"The advantages of nanotube-based devices include high integration level (up to 1012/cm2), high working frequency (∼100 GHz), and low energy consumption (as low as 10 atto-watts) to name just a few," Horacio Espinosa of Northwestern told nanotechweb.org. "The goal of this research is to design and demonstrate a nanotube-based bistable electromechanical nanoswitch suitable for real commercial applications by solving the challenges in terms of the device design, manufacturing and testing."

The Northwestern team's device consists of a multiwalled carbon nanotube supported at one end that interacts electrostatically with an underlying electrode. According to the researchers, this design means that there is no need for a gap of less than 10 nm, as some other nanoswitches require.

The device is based on current tunnelling. Applying a voltage above a certain threshold causes the nanotube to deflect towards the bottom electrode. When the gap between the nanotube and electrode is less than a nanometre, a tunnelling current flows through the circuit.

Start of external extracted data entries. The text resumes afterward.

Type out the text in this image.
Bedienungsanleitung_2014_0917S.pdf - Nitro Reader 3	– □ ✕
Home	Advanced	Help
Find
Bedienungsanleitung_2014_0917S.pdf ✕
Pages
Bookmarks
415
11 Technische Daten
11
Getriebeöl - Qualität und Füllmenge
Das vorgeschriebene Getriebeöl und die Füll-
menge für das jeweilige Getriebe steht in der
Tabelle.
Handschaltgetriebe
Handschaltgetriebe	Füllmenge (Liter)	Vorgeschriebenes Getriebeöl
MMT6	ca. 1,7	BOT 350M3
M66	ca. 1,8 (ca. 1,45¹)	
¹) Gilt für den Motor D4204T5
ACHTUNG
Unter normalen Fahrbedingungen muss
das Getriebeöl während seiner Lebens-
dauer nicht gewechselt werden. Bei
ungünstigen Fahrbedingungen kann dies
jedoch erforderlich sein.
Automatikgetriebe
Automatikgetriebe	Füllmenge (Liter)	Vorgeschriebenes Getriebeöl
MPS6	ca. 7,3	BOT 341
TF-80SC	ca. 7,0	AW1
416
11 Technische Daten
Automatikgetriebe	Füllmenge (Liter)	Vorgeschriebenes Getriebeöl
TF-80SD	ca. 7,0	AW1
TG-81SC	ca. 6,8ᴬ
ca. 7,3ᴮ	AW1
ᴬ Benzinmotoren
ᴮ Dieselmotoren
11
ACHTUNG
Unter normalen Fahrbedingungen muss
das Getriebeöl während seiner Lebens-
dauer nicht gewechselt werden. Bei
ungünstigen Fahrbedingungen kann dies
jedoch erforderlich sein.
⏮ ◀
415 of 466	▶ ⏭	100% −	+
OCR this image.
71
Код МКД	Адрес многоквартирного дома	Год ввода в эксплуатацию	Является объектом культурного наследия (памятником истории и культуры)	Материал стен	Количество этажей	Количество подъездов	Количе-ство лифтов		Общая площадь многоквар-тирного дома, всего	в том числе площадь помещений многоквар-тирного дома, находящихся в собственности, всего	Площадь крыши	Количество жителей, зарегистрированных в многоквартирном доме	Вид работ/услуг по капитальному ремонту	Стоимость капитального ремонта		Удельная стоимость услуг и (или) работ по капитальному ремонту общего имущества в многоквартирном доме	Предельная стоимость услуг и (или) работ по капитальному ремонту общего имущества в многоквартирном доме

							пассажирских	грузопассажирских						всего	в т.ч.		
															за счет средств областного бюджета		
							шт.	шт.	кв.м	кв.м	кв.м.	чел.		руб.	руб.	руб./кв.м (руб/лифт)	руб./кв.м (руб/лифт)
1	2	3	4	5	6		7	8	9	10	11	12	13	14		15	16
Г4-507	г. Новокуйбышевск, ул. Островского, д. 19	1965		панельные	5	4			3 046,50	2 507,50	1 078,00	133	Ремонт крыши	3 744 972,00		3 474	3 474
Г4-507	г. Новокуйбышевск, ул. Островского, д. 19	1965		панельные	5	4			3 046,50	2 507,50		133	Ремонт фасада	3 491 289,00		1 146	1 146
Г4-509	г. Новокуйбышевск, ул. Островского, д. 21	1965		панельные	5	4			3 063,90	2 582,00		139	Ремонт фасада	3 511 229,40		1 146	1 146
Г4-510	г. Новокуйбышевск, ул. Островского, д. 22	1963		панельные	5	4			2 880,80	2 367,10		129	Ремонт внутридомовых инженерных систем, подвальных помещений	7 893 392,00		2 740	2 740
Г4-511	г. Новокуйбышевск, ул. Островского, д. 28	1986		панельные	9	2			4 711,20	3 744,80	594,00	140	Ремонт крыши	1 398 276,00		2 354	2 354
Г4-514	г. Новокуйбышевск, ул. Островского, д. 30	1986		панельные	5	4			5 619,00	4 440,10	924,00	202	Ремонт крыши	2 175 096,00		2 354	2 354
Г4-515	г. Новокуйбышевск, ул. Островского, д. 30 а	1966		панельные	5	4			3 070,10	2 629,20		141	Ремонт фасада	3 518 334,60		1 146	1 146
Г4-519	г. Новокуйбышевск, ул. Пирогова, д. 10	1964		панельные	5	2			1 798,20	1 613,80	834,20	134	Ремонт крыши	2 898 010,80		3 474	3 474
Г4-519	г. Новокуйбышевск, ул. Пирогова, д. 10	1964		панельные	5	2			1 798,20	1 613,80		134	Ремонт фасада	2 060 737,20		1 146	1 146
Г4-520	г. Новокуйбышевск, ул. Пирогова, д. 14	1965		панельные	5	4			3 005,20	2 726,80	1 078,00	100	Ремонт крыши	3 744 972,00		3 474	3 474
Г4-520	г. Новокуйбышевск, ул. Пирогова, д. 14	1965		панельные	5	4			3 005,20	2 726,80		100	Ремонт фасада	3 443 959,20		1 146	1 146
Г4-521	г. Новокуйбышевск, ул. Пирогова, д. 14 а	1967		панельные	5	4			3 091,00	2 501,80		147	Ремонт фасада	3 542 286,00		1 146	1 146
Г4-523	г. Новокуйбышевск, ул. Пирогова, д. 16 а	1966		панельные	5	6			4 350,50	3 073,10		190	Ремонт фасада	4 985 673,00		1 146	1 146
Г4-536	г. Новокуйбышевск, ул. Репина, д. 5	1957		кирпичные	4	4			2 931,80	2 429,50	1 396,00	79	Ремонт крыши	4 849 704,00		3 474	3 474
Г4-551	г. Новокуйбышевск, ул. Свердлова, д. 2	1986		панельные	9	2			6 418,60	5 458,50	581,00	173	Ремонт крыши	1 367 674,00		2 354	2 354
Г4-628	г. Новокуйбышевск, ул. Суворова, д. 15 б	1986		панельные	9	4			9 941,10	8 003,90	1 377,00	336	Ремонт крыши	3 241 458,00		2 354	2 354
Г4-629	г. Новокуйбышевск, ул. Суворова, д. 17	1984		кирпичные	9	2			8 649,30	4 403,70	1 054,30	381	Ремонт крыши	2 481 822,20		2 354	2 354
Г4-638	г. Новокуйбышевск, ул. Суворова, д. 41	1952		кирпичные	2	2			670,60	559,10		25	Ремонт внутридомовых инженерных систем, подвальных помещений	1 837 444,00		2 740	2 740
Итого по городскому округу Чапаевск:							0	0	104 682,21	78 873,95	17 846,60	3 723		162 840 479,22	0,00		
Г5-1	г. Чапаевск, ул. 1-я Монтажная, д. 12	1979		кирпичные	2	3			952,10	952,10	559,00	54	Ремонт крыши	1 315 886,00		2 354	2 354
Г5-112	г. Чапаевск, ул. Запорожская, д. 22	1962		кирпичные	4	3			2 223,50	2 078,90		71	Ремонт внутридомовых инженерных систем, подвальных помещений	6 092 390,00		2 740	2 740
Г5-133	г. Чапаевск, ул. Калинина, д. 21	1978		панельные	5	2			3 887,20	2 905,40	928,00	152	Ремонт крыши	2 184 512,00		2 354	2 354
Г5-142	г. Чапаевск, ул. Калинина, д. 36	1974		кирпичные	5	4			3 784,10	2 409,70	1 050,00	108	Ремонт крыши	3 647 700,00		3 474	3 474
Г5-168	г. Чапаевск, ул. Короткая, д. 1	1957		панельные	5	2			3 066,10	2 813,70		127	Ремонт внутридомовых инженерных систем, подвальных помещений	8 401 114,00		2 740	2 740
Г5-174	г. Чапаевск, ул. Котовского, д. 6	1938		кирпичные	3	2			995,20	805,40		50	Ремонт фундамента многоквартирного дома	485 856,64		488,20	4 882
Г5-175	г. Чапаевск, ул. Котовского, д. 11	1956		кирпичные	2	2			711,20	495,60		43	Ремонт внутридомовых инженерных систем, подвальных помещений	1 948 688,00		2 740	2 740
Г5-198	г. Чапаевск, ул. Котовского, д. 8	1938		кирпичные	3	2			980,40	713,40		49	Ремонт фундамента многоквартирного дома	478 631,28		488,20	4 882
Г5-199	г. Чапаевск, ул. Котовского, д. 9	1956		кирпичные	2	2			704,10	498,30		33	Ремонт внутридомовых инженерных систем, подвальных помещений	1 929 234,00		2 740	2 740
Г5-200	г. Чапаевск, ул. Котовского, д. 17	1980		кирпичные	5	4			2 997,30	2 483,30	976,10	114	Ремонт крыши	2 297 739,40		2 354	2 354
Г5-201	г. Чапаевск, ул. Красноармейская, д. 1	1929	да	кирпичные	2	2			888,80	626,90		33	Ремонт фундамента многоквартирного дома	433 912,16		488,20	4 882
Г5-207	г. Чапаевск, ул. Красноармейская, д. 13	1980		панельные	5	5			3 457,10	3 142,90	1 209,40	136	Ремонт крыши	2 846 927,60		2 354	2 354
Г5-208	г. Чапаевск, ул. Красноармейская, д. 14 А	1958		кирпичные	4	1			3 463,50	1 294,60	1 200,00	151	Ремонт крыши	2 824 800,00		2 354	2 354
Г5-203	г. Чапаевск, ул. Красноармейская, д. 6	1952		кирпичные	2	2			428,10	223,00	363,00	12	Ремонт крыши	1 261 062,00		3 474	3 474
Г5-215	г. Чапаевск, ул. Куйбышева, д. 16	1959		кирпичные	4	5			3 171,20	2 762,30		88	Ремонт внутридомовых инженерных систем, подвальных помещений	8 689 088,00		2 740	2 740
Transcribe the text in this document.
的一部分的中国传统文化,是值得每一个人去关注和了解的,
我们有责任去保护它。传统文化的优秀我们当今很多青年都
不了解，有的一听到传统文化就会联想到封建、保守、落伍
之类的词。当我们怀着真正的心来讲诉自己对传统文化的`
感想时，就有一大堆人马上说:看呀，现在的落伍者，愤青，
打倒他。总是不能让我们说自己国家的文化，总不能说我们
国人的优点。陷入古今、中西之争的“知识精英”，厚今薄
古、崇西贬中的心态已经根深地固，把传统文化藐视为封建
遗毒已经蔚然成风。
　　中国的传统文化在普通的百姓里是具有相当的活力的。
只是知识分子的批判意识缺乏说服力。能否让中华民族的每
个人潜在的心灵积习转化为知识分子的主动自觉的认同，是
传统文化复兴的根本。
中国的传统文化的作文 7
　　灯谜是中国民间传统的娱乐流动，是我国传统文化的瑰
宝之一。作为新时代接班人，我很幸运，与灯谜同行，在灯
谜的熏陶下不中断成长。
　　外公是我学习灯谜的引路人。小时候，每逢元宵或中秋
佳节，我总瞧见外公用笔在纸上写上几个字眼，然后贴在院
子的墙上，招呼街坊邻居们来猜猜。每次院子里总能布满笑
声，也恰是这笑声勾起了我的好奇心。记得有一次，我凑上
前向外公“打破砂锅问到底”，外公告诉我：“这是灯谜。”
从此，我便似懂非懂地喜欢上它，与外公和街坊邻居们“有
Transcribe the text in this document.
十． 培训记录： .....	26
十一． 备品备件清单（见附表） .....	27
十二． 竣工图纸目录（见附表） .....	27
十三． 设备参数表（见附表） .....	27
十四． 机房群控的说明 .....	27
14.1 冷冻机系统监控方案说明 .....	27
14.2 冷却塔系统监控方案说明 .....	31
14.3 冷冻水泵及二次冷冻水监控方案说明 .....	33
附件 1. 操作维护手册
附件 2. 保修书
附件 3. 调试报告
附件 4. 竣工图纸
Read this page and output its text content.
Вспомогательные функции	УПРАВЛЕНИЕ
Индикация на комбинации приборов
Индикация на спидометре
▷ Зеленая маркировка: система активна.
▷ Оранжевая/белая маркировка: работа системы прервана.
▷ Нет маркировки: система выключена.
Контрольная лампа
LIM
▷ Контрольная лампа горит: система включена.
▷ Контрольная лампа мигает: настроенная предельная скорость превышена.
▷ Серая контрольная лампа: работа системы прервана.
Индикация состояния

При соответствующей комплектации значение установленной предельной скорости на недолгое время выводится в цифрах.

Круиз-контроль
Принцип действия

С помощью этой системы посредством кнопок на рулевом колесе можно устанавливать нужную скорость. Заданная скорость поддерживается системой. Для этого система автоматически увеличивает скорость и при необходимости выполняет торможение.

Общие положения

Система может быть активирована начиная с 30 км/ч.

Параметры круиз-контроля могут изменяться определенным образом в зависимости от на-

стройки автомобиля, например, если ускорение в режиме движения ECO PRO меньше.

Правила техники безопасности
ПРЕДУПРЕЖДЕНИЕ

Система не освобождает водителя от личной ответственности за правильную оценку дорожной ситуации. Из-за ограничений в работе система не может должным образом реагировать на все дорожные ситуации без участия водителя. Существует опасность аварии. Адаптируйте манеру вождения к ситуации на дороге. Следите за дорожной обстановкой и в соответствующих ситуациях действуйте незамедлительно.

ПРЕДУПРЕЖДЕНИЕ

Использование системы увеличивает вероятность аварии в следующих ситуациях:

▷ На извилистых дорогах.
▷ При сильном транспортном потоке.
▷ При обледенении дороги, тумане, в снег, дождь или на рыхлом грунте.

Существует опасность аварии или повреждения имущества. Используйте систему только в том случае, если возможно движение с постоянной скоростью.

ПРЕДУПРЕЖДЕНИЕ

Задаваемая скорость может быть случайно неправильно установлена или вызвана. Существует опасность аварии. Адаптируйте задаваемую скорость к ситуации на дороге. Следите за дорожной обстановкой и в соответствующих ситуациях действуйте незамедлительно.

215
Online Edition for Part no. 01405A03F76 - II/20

This current, in combination with the presence of a resistor in the circuit, causes the voltage drop across the nanotube tip and bottom electrode to decrease, creating an alternative equilibrium position for the nanotube.

"There is a resistor in series with the nanotube, which plays an important role in the functioning of the device as a bistable switch by adjusting the voltage drop between the nanotube and the underlying electrode," said Espinosa.

Reducing the applied voltage below a certain value – the "pull-out voltage" – causes the nanotube to return to its original position.

"The most significant features of [our] bistable tunnelling device include its scalability to massively parallel device arrays, which is key for applications such as memory elements and logic devices and its compatibility with the current manufacturing technique for mass production, which is essential for real commercial applications," said Espinosa. "All of these unique features originate from the unique design and working principle of the device."

Now the team plans to investigate manufacturing of two-dimensional massively parallel arrays of the devices and to assess their reliability. "We think these are two key steps towards real commercial success," said Espinosa. "Looking forward, we will continue our effort to exploit the unique behaviours of the device and its applications."

The researchers reported their work in Small.